The Multinational Division Central MND (C), was a multi-national division in NATO for Central Europe and had its headquarters at the British JHQ Rheindahlen with its barracks near Mönchengladbach.

The concept for this first genuine multi-national division in NATO with its four participating nations - Belgium, Germany, the United Kingdom and the Netherlands originated during the Cold War. The airmobile MND (C) was to support Northern Army Group Central Europe (NORTHAG) as a reserve formation. The MND (C) achieved operational readiness on 1 April 1994. The divisional staff comprised 50 officers, 54 NCOs and soldiers. The headquarters company initially had 154 soldiers from Germany. Its first commander was Major General Pieter Huysman from the Netherlands.

On the full activation of the division each nation was to make available a parachute or airmobile brigade, combat support units and supply units.

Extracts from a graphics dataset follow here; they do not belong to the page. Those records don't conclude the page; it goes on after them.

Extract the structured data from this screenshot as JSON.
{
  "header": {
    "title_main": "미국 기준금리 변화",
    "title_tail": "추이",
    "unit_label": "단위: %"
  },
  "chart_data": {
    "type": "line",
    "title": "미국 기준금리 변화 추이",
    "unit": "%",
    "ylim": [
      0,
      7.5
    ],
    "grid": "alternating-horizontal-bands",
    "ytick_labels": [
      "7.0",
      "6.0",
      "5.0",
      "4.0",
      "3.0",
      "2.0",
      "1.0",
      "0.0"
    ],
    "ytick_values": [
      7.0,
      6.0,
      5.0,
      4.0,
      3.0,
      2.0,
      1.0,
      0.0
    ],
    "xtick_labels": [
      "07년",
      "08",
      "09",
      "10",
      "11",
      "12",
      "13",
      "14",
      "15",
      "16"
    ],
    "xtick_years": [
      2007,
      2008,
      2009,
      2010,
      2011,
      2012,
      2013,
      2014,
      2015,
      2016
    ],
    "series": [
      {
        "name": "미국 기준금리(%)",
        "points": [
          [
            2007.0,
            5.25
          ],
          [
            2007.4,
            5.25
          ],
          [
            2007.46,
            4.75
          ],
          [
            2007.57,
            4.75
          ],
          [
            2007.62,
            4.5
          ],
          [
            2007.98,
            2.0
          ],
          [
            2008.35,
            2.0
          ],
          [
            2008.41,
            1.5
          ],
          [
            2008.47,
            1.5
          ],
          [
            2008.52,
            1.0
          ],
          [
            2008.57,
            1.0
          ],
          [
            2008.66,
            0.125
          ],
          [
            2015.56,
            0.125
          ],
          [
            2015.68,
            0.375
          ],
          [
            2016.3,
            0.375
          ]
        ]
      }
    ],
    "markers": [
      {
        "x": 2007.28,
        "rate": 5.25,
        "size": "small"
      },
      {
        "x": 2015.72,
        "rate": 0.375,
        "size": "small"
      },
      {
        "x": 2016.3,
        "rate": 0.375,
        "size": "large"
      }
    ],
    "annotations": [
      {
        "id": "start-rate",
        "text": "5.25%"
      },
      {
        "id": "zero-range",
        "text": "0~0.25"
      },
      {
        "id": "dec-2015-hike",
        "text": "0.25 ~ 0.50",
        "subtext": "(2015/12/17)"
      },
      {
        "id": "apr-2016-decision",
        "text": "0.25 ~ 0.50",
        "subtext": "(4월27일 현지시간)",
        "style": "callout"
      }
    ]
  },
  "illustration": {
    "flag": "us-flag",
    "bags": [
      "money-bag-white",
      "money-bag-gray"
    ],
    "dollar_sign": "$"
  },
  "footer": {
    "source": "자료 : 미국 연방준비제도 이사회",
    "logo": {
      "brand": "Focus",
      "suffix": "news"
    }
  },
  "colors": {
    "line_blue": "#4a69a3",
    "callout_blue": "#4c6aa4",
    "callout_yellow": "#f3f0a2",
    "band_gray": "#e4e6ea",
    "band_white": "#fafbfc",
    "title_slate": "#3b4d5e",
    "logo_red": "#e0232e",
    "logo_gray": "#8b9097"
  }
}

Four brigades from the participating nations were under command:
- the Belgian Para-Commando Brigade (Eversberg)
- the German 31st Airborne Brigade (Oldenburg)
- the British 24th Airmobile Brigade (Colchester), from 1999: the 16 Air Assault Brigade
- the Royal Netherlands Army 11 Luchtmobiele Brigade (Schaarsbergen)

MND-C, with a theoretical strength of 20,000 soldiers had the capability of deploying on worldwide military intervention missions. The Division would be placed under command of its superior formation, Allied Rapid Reaction Corps (ARRC), on request.

It was also possible for the MND(C) to be mobilised for military operations under the Western European Union (WEU) as [art of the Forces Answerable to WEU (FAWEU) . At a WEU Council of Ministers meeting in Rome on 19 May 1993, the four contributing countries confirmed that the division could be made "available for military tasks under WEU auspices."

Because NATO became increasingly focused on other crisis reaction forces (the so-called High Readiness Forces (Land)), the headquarters of MND (C) was disbanded on 25 October 2002. Its last commander was Major General Marc Jacqmin.